September 2, 2022
By Stephen Gowans
Commercially, Ottawa’s backing of multilateral sanctions on Russian oil and gas makes sense. Canada is a major oil and gas producer whose corporate sector could benefit from a growing share of the world energy market, one in which Russia is a major rival.
A fortiori, Washington’s championing of the same sanctions also makes sense. The shale revolution has unlocked ample supplies of oil and gas beneath US soil, returning the country to its historic role as an energy superpower. One oil field in Texas is now the second largest in the world.
Sanctions on Russian oil and gas are attractive commercially as a way of eliminating a major rival from the lucrative European energy market. Considering the realities of cutthroat commercial competition, we should consider the ardent support of Washington and Ottawa for sanctions on Russian energy to be part of a great game for economic and strategic advantage.
We might also expect that neither capital is much interested in helping Moscow and Kyiv arrive at a modus vivende, even though a negotiated peace between the two belligerents would end the unnecessary suffering of countless millions of people around the world. With the war in full flower, it’s much easier to maintain sanctions on Russia, and to inveigle Europe to accept them.
It’s understandable, then, that Washington and Ottawa should exploit the war in Ukraine to press Europe to cut its energy ties with Russia. But is it understandable that Europe should go along? After all, sanctions are visiting great harm and suffering on European consumers and businesses. Belgium’s prime minister has warned Europeans to brace for up to five years of hardship.
That hardship largely comes in the form of higher energy prices, the prospects of rationing and business closures this winter, a looming recession, and a declining standard of living.
If and when Europe decouples from Russian energy, and reorients its energy supply to North America and other countries in the US orbit, it will pay higher prices than it pays today. In terms of winners and losers, Europe clearly comes out on the losing end, while a handsome payday awaits corporate North America.
If Europe’s leaders are behaving in a way that benefits investors across the Atlantic at the expense of their own citizens and businesses, it’s because that’s the price subordinate units pay for being part of an empire. The interests of the imperial center prevail. Junior members sacrifice.
Imperialism hurts Europeans in two ways. First, it exposes them to the danger of great power rivalries; these can escalate, by accident or intention, into nuclear war. Second, it subordinates their interests to those of corporate North America.
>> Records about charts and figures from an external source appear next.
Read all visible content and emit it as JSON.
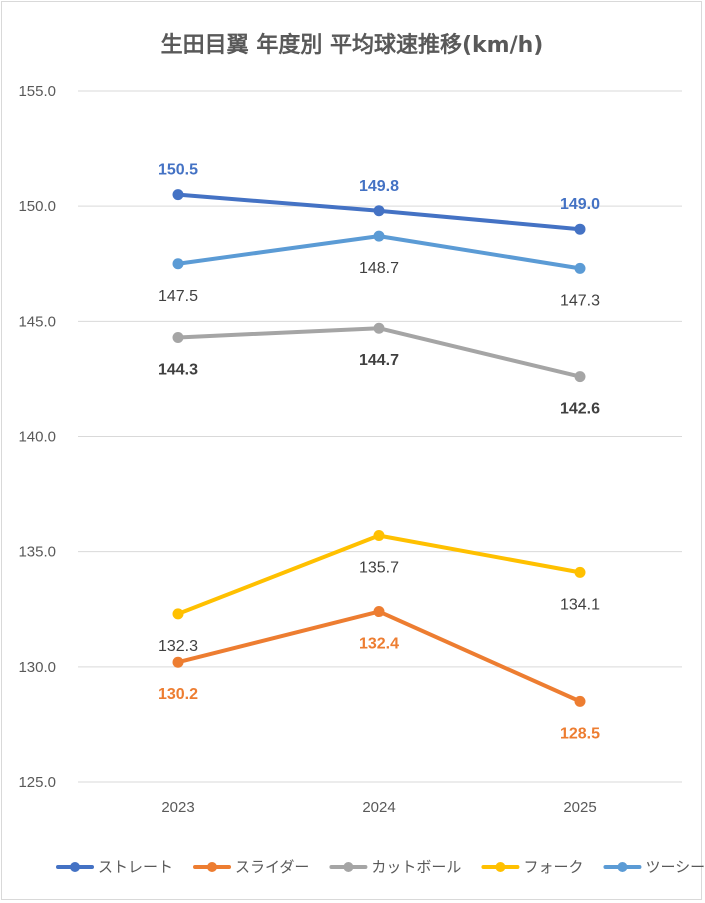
{
  "chart_data": {
    "type": "line",
    "title": "生田目翼 年度別 平均球速推移(km/h)",
    "categories": [
      "2023",
      "2024",
      "2025"
    ],
    "ylim": [
      125,
      155
    ],
    "yticks": [
      "125.0",
      "130.0",
      "135.0",
      "140.0",
      "145.0",
      "150.0",
      "155.0"
    ],
    "grid": true,
    "legend_position": "bottom",
    "series": [
      {
        "name": "ストレート",
        "color": "#4472C4",
        "values": [
          150.5,
          149.8,
          149.0
        ],
        "labels": [
          "150.5",
          "149.8",
          "149.0"
        ],
        "label_color": "#4472C4",
        "label_bold": true,
        "label_pos": "above"
      },
      {
        "name": "スライダー",
        "color": "#ED7D31",
        "values": [
          130.2,
          132.4,
          128.5
        ],
        "labels": [
          "130.2",
          "132.4",
          "128.5"
        ],
        "label_color": "#ED7D31",
        "label_bold": true,
        "label_pos": "below"
      },
      {
        "name": "カットボール",
        "color": "#A5A5A5",
        "values": [
          144.3,
          144.7,
          142.6
        ],
        "labels": [
          "144.3",
          "144.7",
          "142.6"
        ],
        "label_color": "#404040",
        "label_bold": true,
        "label_pos": "below"
      },
      {
        "name": "フォーク",
        "color": "#FFC000",
        "values": [
          132.3,
          135.7,
          134.1
        ],
        "labels": [
          "132.3",
          "135.7",
          "134.1"
        ],
        "label_color": "#404040",
        "label_bold": false,
        "label_pos": "below"
      },
      {
        "name": "ツーシーム",
        "color": "#5B9BD5",
        "values": [
          147.5,
          148.7,
          147.3
        ],
        "labels": [
          "147.5",
          "148.7",
          "147.3"
        ],
        "label_color": "#404040",
        "label_bold": false,
        "label_pos": "below"
      }
    ]
  }
}
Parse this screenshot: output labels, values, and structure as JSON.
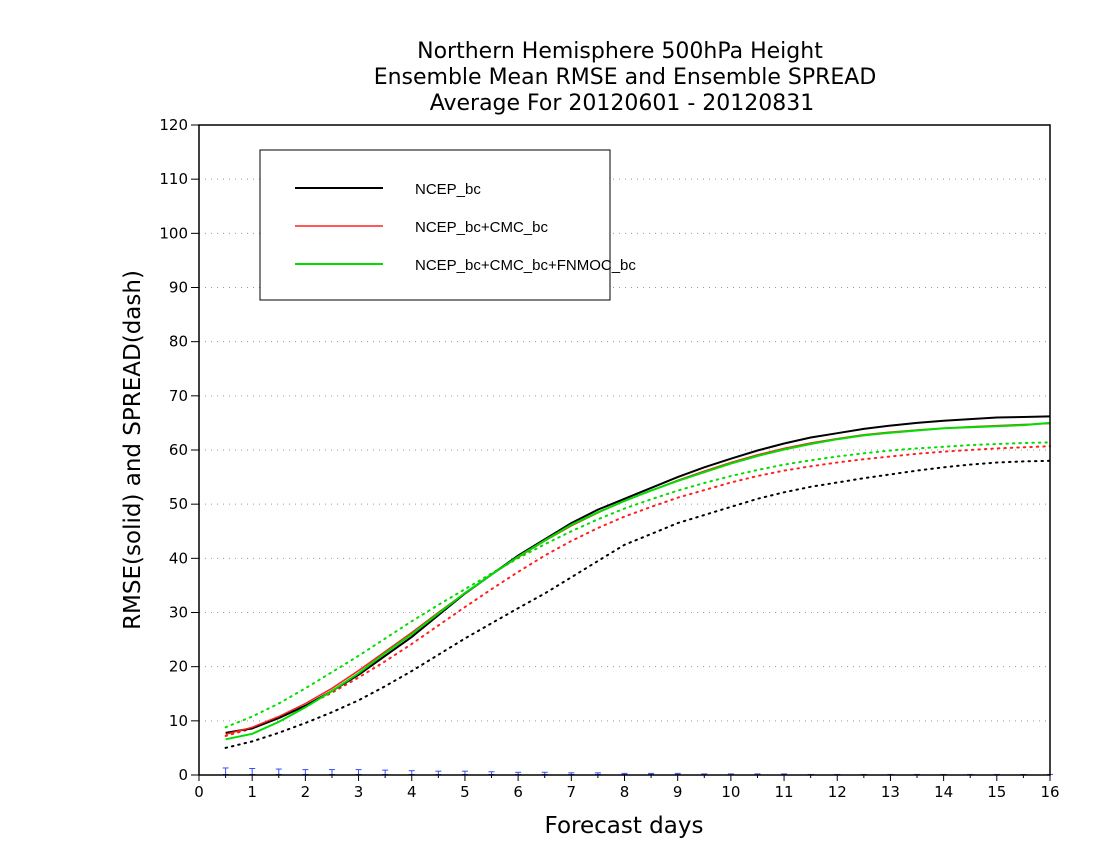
{
  "chart_data": {
    "type": "line",
    "title": [
      "Northern Hemisphere 500hPa Height",
      "Ensemble Mean RMSE and Ensemble SPREAD",
      "Average For 20120601 - 20120831"
    ],
    "xlabel": "Forecast days",
    "ylabel": "RMSE(solid) and SPREAD(dash)",
    "xlim": [
      0,
      16
    ],
    "ylim": [
      0,
      120
    ],
    "xticks": [
      0,
      1,
      2,
      3,
      4,
      5,
      6,
      7,
      8,
      9,
      10,
      11,
      12,
      13,
      14,
      15,
      16
    ],
    "yticks": [
      0,
      10,
      20,
      30,
      40,
      50,
      60,
      70,
      80,
      90,
      100,
      110,
      120
    ],
    "grid": "horizontal dotted",
    "legend_position": "top-left",
    "x": [
      0.5,
      1,
      1.5,
      2,
      2.5,
      3,
      3.5,
      4,
      4.5,
      5,
      5.5,
      6,
      6.5,
      7,
      7.5,
      8,
      8.5,
      9,
      9.5,
      10,
      10.5,
      11,
      11.5,
      12,
      12.5,
      13,
      13.5,
      14,
      14.5,
      15,
      15.5,
      16
    ],
    "series": [
      {
        "name": "NCEP_bc",
        "color": "#000000",
        "rmse": [
          7.8,
          8.6,
          10.5,
          12.8,
          15.5,
          18.5,
          22.0,
          25.5,
          29.5,
          33.5,
          37.0,
          40.5,
          43.5,
          46.5,
          49.0,
          51.0,
          53.0,
          55.0,
          56.8,
          58.4,
          59.9,
          61.2,
          62.3,
          63.1,
          63.9,
          64.5,
          65.0,
          65.4,
          65.7,
          66.0,
          66.1,
          66.2
        ],
        "spread": [
          5.0,
          6.2,
          7.8,
          9.6,
          11.6,
          13.8,
          16.4,
          19.2,
          22.2,
          25.2,
          28.0,
          30.8,
          33.5,
          36.5,
          39.5,
          42.5,
          44.5,
          46.5,
          48.0,
          49.5,
          51.0,
          52.2,
          53.2,
          54.0,
          54.8,
          55.5,
          56.2,
          56.8,
          57.3,
          57.7,
          57.9,
          58.0
        ]
      },
      {
        "name": "NCEP_bc+CMC_bc",
        "color": "#ff2020",
        "rmse": [
          7.5,
          8.8,
          10.8,
          13.2,
          16.0,
          19.3,
          22.8,
          26.3,
          30.0,
          33.6,
          37.0,
          40.2,
          43.2,
          46.0,
          48.4,
          50.6,
          52.5,
          54.4,
          56.1,
          57.7,
          59.1,
          60.3,
          61.3,
          62.1,
          62.8,
          63.3,
          63.7,
          64.0,
          64.3,
          64.5,
          64.7,
          64.9
        ],
        "spread": [
          7.2,
          8.6,
          10.6,
          12.8,
          15.2,
          18.0,
          21.0,
          24.2,
          27.6,
          31.0,
          34.3,
          37.5,
          40.5,
          43.2,
          45.6,
          47.7,
          49.5,
          51.2,
          52.6,
          54.0,
          55.2,
          56.2,
          57.0,
          57.7,
          58.3,
          58.8,
          59.3,
          59.7,
          60.0,
          60.3,
          60.5,
          60.7
        ]
      },
      {
        "name": "NCEP_bc+CMC_bc+FNMOC_bc",
        "color": "#00dd00",
        "rmse": [
          6.6,
          7.6,
          9.8,
          12.5,
          15.5,
          18.8,
          22.5,
          26.0,
          29.8,
          33.6,
          37.0,
          40.3,
          43.3,
          46.2,
          48.5,
          50.6,
          52.5,
          54.3,
          55.9,
          57.5,
          58.9,
          60.1,
          61.1,
          62.0,
          62.7,
          63.2,
          63.6,
          64.0,
          64.2,
          64.4,
          64.6,
          65.0
        ],
        "spread": [
          8.8,
          10.8,
          13.2,
          16.0,
          19.0,
          22.0,
          25.2,
          28.4,
          31.4,
          34.3,
          37.2,
          40.0,
          42.6,
          45.0,
          47.2,
          49.2,
          50.9,
          52.5,
          53.9,
          55.2,
          56.3,
          57.3,
          58.1,
          58.8,
          59.4,
          59.9,
          60.3,
          60.6,
          60.9,
          61.1,
          61.3,
          61.4
        ]
      }
    ],
    "error_bars": {
      "color": "#3050ff",
      "x": [
        0.5,
        1,
        1.5,
        2,
        2.5,
        3,
        3.5,
        4,
        4.5,
        5,
        5.5,
        6,
        6.5,
        7,
        7.5,
        8,
        8.5,
        9,
        9.5,
        10,
        10.5,
        11,
        11.5,
        12,
        12.5,
        13,
        13.5,
        14,
        14.5,
        15,
        15.5,
        16
      ],
      "y": [
        1.3,
        1.2,
        1.1,
        1.0,
        1.0,
        1.0,
        0.9,
        0.8,
        0.7,
        0.7,
        0.6,
        0.5,
        0.5,
        0.4,
        0.4,
        0.3,
        0.3,
        0.3,
        0.2,
        0.2,
        0.2,
        0.2,
        0.1,
        0.1,
        0.1,
        0.1,
        0.1,
        0.1,
        0.1,
        0.1,
        0.1,
        0.1
      ]
    }
  }
}
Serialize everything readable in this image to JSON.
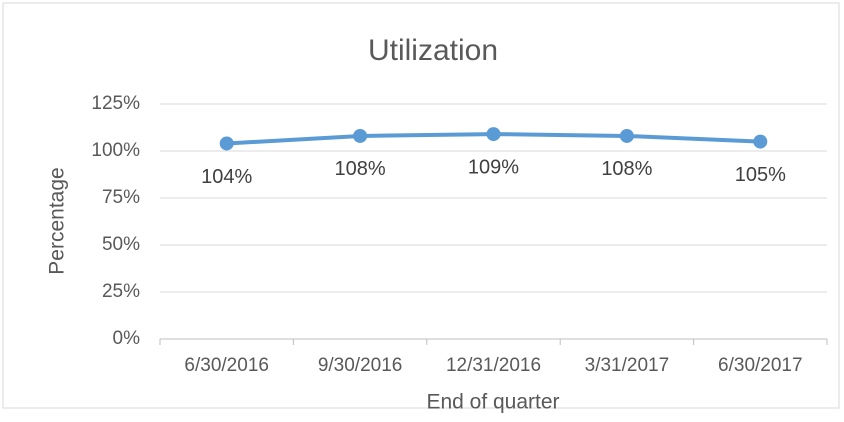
{
  "chart_data": {
    "type": "line",
    "title": "Utilization",
    "x_label": "End of quarter",
    "y_label": "Percentage",
    "categories": [
      "6/30/2016",
      "9/30/2016",
      "12/31/2016",
      "3/31/2017",
      "6/30/2017"
    ],
    "series": [
      {
        "name": "Utilization",
        "color": "#5b9bd5",
        "values": [
          104,
          108,
          109,
          108,
          105
        ],
        "value_labels": [
          "104%",
          "108%",
          "109%",
          "108%",
          "105%"
        ]
      }
    ],
    "ylim": [
      0,
      125
    ],
    "yticks": [
      {
        "value": 0,
        "label": "0%"
      },
      {
        "value": 25,
        "label": "25%"
      },
      {
        "value": 50,
        "label": "50%"
      },
      {
        "value": 75,
        "label": "75%"
      },
      {
        "value": 100,
        "label": "100%"
      },
      {
        "value": 125,
        "label": "125%"
      }
    ],
    "grid": true
  }
}
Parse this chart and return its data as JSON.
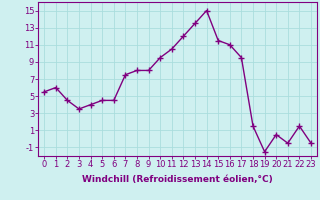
{
  "x": [
    0,
    1,
    2,
    3,
    4,
    5,
    6,
    7,
    8,
    9,
    10,
    11,
    12,
    13,
    14,
    15,
    16,
    17,
    18,
    19,
    20,
    21,
    22,
    23
  ],
  "y": [
    5.5,
    6.0,
    4.5,
    3.5,
    4.0,
    4.5,
    4.5,
    7.5,
    8.0,
    8.0,
    9.5,
    10.5,
    12.0,
    13.5,
    15.0,
    11.5,
    11.0,
    9.5,
    1.5,
    -1.5,
    0.5,
    -0.5,
    1.5,
    -0.5
  ],
  "line_color": "#800080",
  "marker": "+",
  "marker_size": 4,
  "bg_color": "#cff0f0",
  "grid_color": "#aadddd",
  "xlabel": "Windchill (Refroidissement éolien,°C)",
  "xlim": [
    -0.5,
    23.5
  ],
  "ylim": [
    -2,
    16
  ],
  "yticks": [
    -1,
    1,
    3,
    5,
    7,
    9,
    11,
    13,
    15
  ],
  "xticks": [
    0,
    1,
    2,
    3,
    4,
    5,
    6,
    7,
    8,
    9,
    10,
    11,
    12,
    13,
    14,
    15,
    16,
    17,
    18,
    19,
    20,
    21,
    22,
    23
  ],
  "xtick_labels": [
    "0",
    "1",
    "2",
    "3",
    "4",
    "5",
    "6",
    "7",
    "8",
    "9",
    "10",
    "11",
    "12",
    "13",
    "14",
    "15",
    "16",
    "17",
    "18",
    "19",
    "20",
    "21",
    "22",
    "23"
  ],
  "xlabel_fontsize": 6.5,
  "tick_fontsize": 6,
  "line_width": 1.0
}
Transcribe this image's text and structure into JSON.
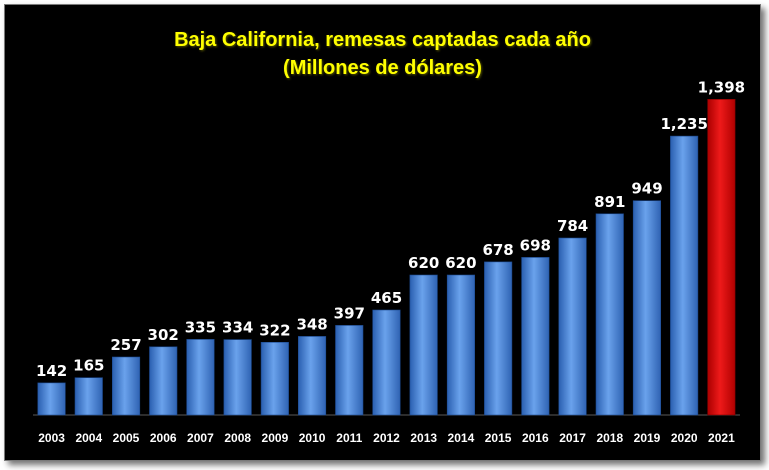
{
  "chart_data": {
    "type": "bar",
    "title": "Baja California, remesas captadas cada año",
    "subtitle": "(Millones de dólares)",
    "categories": [
      "2003",
      "2004",
      "2005",
      "2006",
      "2007",
      "2008",
      "2009",
      "2010",
      "2011",
      "2012",
      "2013",
      "2014",
      "2015",
      "2016",
      "2017",
      "2018",
      "2019",
      "2020",
      "2021"
    ],
    "values": [
      142,
      165,
      257,
      302,
      335,
      334,
      322,
      348,
      397,
      465,
      620,
      620,
      678,
      698,
      784,
      891,
      949,
      1235,
      1398
    ],
    "value_labels": [
      "142",
      "165",
      "257",
      "302",
      "335",
      "334",
      "322",
      "348",
      "397",
      "465",
      "620",
      "620",
      "678",
      "698",
      "784",
      "891",
      "949",
      "1,235",
      "1,398"
    ],
    "xlabel": "",
    "ylabel": "",
    "ylim": [
      0,
      1550
    ],
    "grid": false,
    "legend": "none",
    "colors": {
      "bar": "#4f86d6",
      "highlight": "#dd1111",
      "background": "#000000",
      "title": "#ffff00"
    },
    "highlight_category": "2021"
  }
}
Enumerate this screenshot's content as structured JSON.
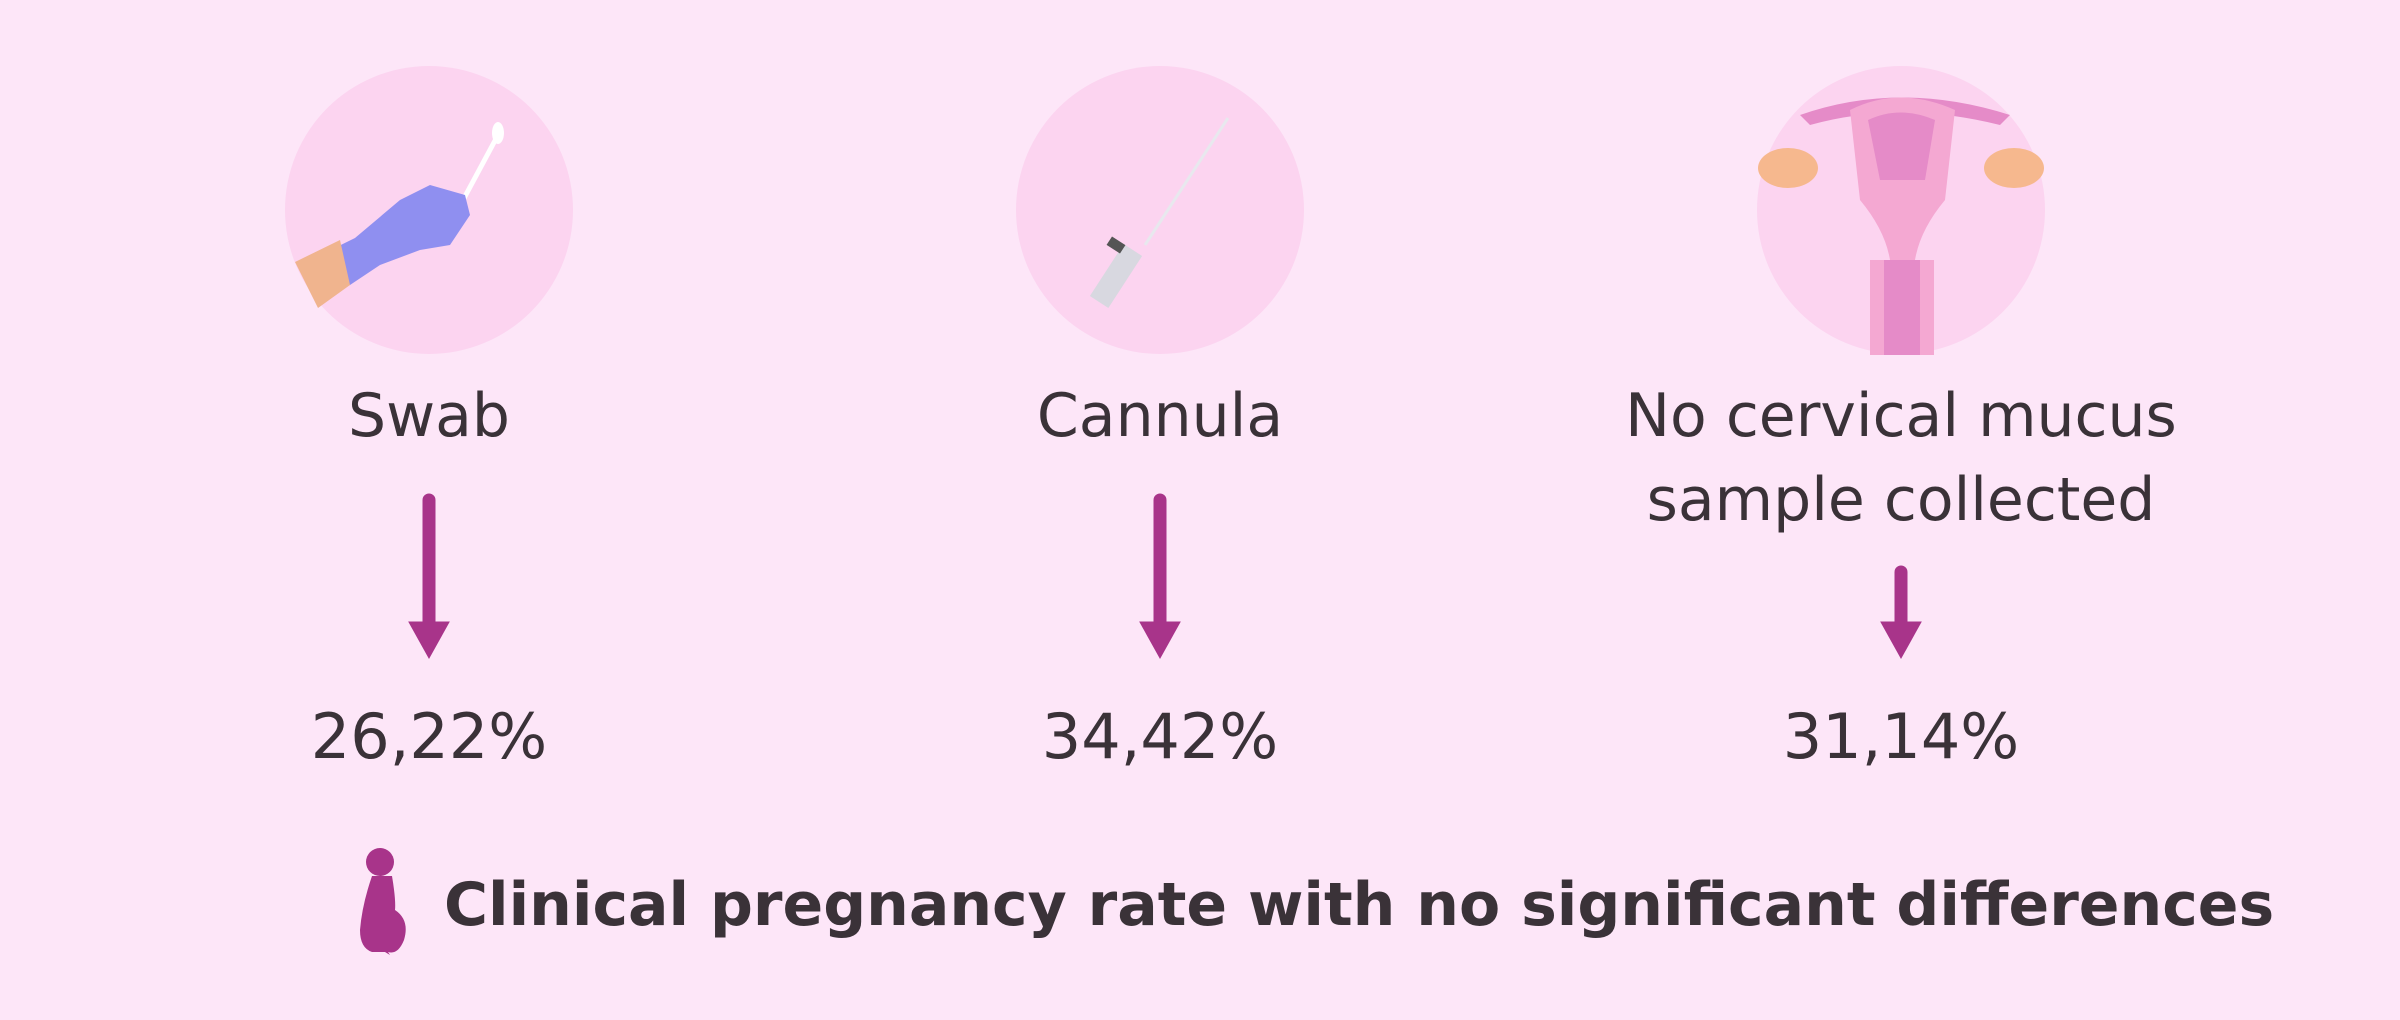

This isn’t unique to the US empire. The same happens to secondary powers in other imperialist conglomerations. Belarussians and Syrians, for example, may reap rewards from membership in the Russian empire, but they also incur penalties. Both, by virtue of sheltering under Moscow’s aegis, are entangled in a great power competition in which they serve as pawns to be moved about a great chessboard by Kremlin planners whose goal is to protect the Russian king. The interests of the citizens of both countries come second, or matter hardly at all.
A better alternative is the end of great powers and their rivalries. But that means attacking the problem at its root—the ceaseless hunt for profits that plunges states into wars and intrigues to secure for their profit-accumulating enterprises advantages over the profit-accumulating enterprises of other states.